Temporary birth control methods that Dr. Alshalabi prescribes include:
Oral contraceptives use hormones to stop ovulation, the part of your menstrual cycle that releases mature eggs from the ovaries that are ready for fertilization. Some contraceptives contain a combination of estrogen and progestin while others are progestin-only pills. Some forms of oral contraceptives cause you to have a monthly period while extended cycle pills decrease the frequency of your periods from monthly to every three months, six months, or fewer.
Diaphragms are specially fitted devices created to prevent sperm from reaching an egg by covering the cervix, the opening to the uterus. IUDs thicken the mucus in the cervix and prevent sperm from reaching the uterus. They also kill sperm and prevent the uterine lining from growing thick enough to sustain an embryo.
The NuvaRing releases a combination of estrogen and progestin to prevent ovulation. It’s inserted vaginally and remains in place for three weeks, when you remove it so you can have a normal period. The skin patch also uses combination hormones delivered via a patch that’s removed and replaced weekly.
Permanent birth control measures take away the inconvenience of remembering a daily medication or other issues associated with temporary birth control, such as returning to the doctor every few months for an injection. However, it’s imperative that you’re sure about not having children because you will not be able to become pregnant afterward.

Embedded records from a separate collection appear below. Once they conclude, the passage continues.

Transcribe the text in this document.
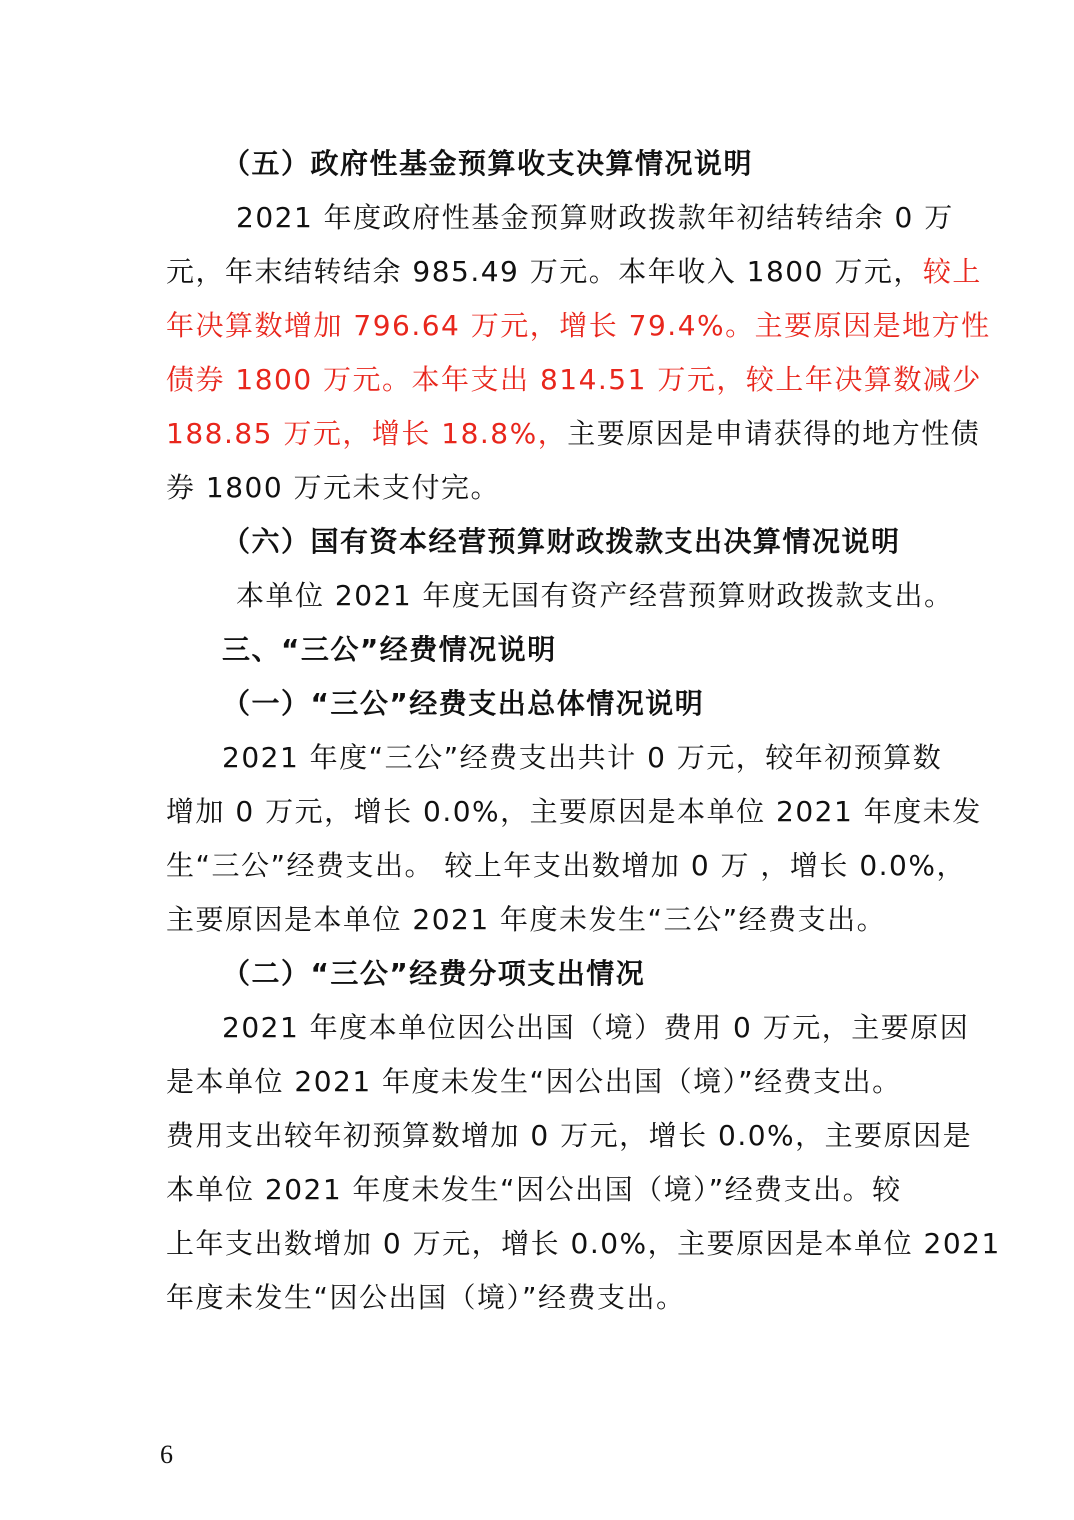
（五）政府性基金预算收支决算情况说明
2021 年度政府性基金预算财政拨款年初结转结余 0 万
元，年末结转结余 985.49 万元。本年收入 1800 万元，较上
年决算数增加 796.64 万元，增长 79.4%。主要原因是地方性
债券 1800 万元。本年支出 814.51 万元，较上年决算数减少
188.85 万元，增长 18.8%，主要原因是申请获得的地方性债
券 1800 万元未支付完。
（六）国有资本经营预算财政拨款支出决算情况说明
本单位 2021 年度无国有资产经营预算财政拨款支出。
三、“三公”经费情况说明
（一）“三公”经费支出总体情况说明
2021 年度“三公”经费支出共计 0 万元，较年初预算数
增加 0 万元，增长 0.0%，主要原因是本单位 2021 年度未发
生“三公”经费支出。 较上年支出数增加 0 万 ，增长 0.0%，
主要原因是本单位 2021 年度未发生“三公”经费支出。
（二）“三公”经费分项支出情况
2021 年度本单位因公出国（境）费用 0 万元，主要原因
是本单位 2021 年度未发生“因公出国（境）”经费支出。
费用支出较年初预算数增加 0 万元，增长 0.0%，主要原因是
本单位 2021 年度未发生“因公出国（境）”经费支出。较
上年支出数增加 0 万元，增长 0.0%，主要原因是本单位 2021
年度未发生“因公出国（境）”经费支出。
6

Permanent birth control methods include:
Tubal ligation: During a surgical tubal ligation, the fallopian tubes are cut or tied to prevent eggs from traveling into the uterus for fertilization. This procedure can be performed right after you’ve delivered your last child or at any time you decide you do not want any or more children.
Essure: This is a nonsurgical “tubal ligation” that blocks the fallopian tubes. During this procedure, soft, flexible inserts are placed in each fallopian tube via the vagina, through the uterus, and into the fallopian tubes, eliminating the need for surgery. The insert remains in place and causes your body to build a tissue barrier around this “foreign body.” The tissue barrier blocks your fallopian tubes within about three months and prevents mature eggs from being fertilized.